阮霧氣定神閒的走過去,骨節輕輕敲在護士台的大理石面上,指尖清幽,嗓音聽不出什麼情緒,“都跟我去查房。”
剛才還嘰嘰喳喳的小護士們瞬間噤聲,一個個整理好著裝拿好病曆本跟在阮霧後面查房,當走進最後一個病房的時候,陳井也在這,坐在病床前手裡還拿著筆記本好像在記錄著什麼。

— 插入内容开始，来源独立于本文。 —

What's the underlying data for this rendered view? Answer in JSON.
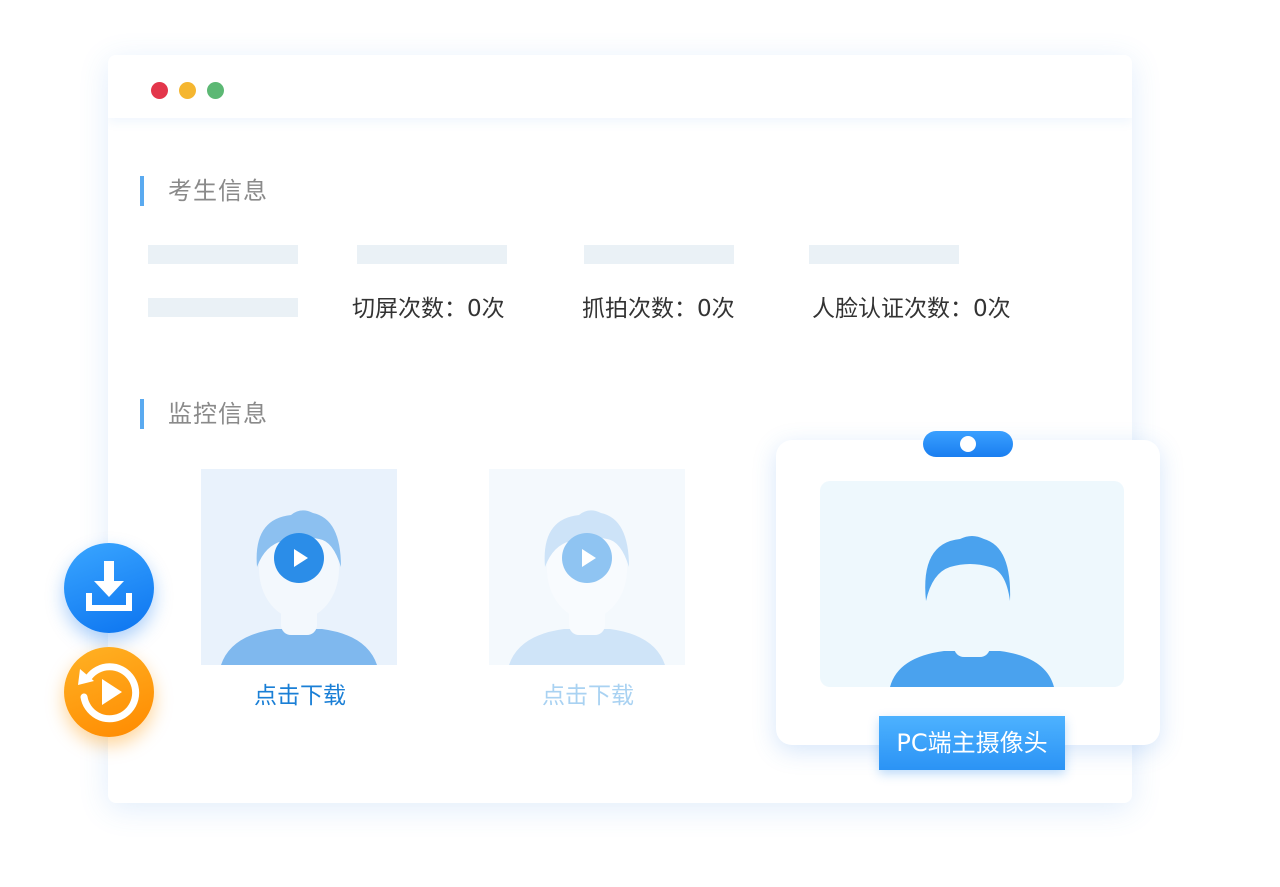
{
  "window": {
    "controls": {
      "close_color": "#e3364b",
      "minimize_color": "#f5b630",
      "maximize_color": "#5cb874"
    }
  },
  "student_info": {
    "title": "考生信息",
    "stats": [
      {
        "label": "切屏次数：0次"
      },
      {
        "label": "抓拍次数：0次"
      },
      {
        "label": "人脸认证次数：0次"
      }
    ]
  },
  "monitor_info": {
    "title": "监控信息",
    "videos": [
      {
        "link_label": "点击下载",
        "state": "active",
        "link_color": "#1a7fd6"
      },
      {
        "link_label": "点击下载",
        "state": "faded",
        "link_color": "#a9d2f2"
      }
    ]
  },
  "camera": {
    "label": "PC端主摄像头"
  },
  "floating_buttons": [
    {
      "icon": "download-icon"
    },
    {
      "icon": "replay-icon"
    }
  ],
  "colors": {
    "accent_blue": "#2b93f5",
    "accent_orange": "#ff9a0a",
    "section_bar": "#5aaaf0"
  }
}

不同於在非洲連白大褂都懶得穿的人,如今的陳井重回醫院上班,不僅西裝革履,而且還帶上了金絲眼鏡,看的阮霧連連讚嘆,“陳哥,你這也太正式了吧?你在非洲除了帶個橡膠手套和口罩,多一樣你都嫌煩。”
陳井適時合上筆記本,微微一笑,“阮霧,在非洲我是你隊長,在醫院我還是你上司,能不能不要當病人的面揭我短?”

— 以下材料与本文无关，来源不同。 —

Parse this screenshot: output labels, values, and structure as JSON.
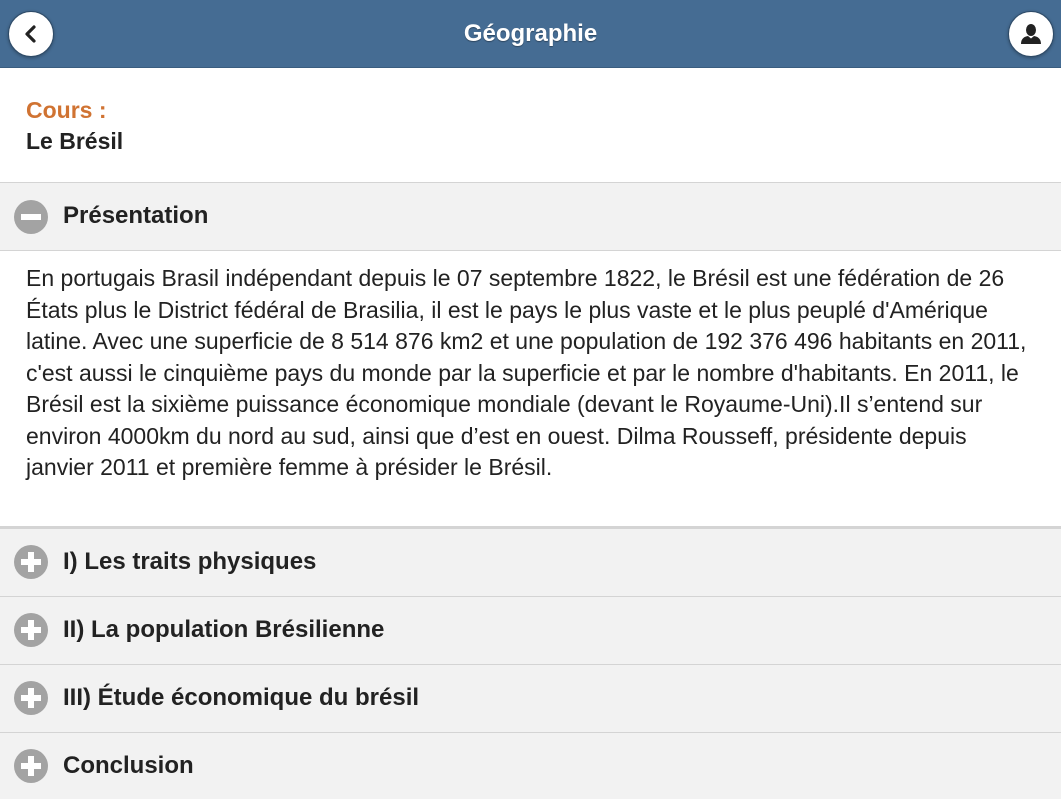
{
  "header": {
    "title": "Géographie",
    "back_icon": "chevron-left-icon",
    "user_icon": "user-icon",
    "bar_color": "#456c93"
  },
  "course": {
    "label": "Cours :",
    "name": "Le Brésil",
    "label_color": "#d07332"
  },
  "sections": [
    {
      "title": "Présentation",
      "expanded": true,
      "icon": "minus-icon",
      "content": "En portugais Brasil indépendant depuis le 07 septembre 1822, le Brésil est une fédération de 26 États plus le District fédéral de Brasilia, il est le pays le plus vaste et le plus peuplé d'Amérique latine. Avec une superficie de 8 514 876 km2 et une population de 192 376 496 habitants en 2011, c'est aussi le cinquième pays du monde par la superficie et par le nombre d'habitants. En 2011, le Brésil est la sixième puissance économique mondiale (devant le Royaume-Uni).Il s’entend sur environ 4000km du nord au sud, ainsi que d’est en ouest. Dilma Rousseff, présidente depuis janvier 2011 et première femme à présider le Brésil."
    },
    {
      "title": "I) Les traits physiques",
      "expanded": false,
      "icon": "plus-icon"
    },
    {
      "title": "II) La population Brésilienne",
      "expanded": false,
      "icon": "plus-icon"
    },
    {
      "title": "III) Étude économique du brésil",
      "expanded": false,
      "icon": "plus-icon"
    },
    {
      "title": "Conclusion",
      "expanded": false,
      "icon": "plus-icon"
    }
  ]
}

躺在床上的病人是阮霧這次的課題主要研究對象,是個8歲的小女孩,侵襲性垂體瘤,剛送來醫院的時候還白白嫩嫩的,短短不過一個月左右的時間,腫瘤壓迫神經,已經出現了惡化,壓迫視力已經非常嚴重了,專家會診後,決定這周就要手術。
“林林,今天感覺怎麼樣?”阮霧掖了下小姑娘的被子,從口袋裡變出一根棒棒糖放到她手心裡。
小姑娘的眼睛原本水光粼粼的,現如今微微失焦,林林摸了下手心裡的棒棒糖,甜膩膩的笑了笑,“謝謝阮姐姐,今天好像還可以,就是看東西比昨天好像更模糊一點了。”
林林的頭髮因為化療已經掉落大半,她媽媽一直在旁邊捂著嘴無聲的哭泣,這麼聽話懂事的孩子怎麼就得了這麼個壞病,任誰看了都心疼的不得了。
阮霧從口袋裡拿出一張銀行卡還有一沓錢,放到林林床頭,“林林媽媽,這是我們科室的一點心意,林林的手術不是個小手術,需要花費的地方肯定很多,我們大家湊了湊,多少是點心意。”
林林媽媽不停哽咽的說謝謝。
出病房後,陳井和阮霧走到了吸菸區,窗外綠樹成蔭,微風拂面,帶著雨後泥土的清香味。
陳井點燃一支煙咬在唇邊,又把煙盒遞給阮霧,挑了挑眉,“來一根?”
阮霧眺望著窗外的風景,搖了搖頭,“不了。”
灰白色的煙圈從他唇角飄出,然後從窗外飄走,她看著突然被風吹散的煙圈,伸手抓了抓,什麼都沒抓到。
“隊長,你說林林能治好嗎?”她眉眼間掛了些憂傷,似乎想向陳井求證些什麼。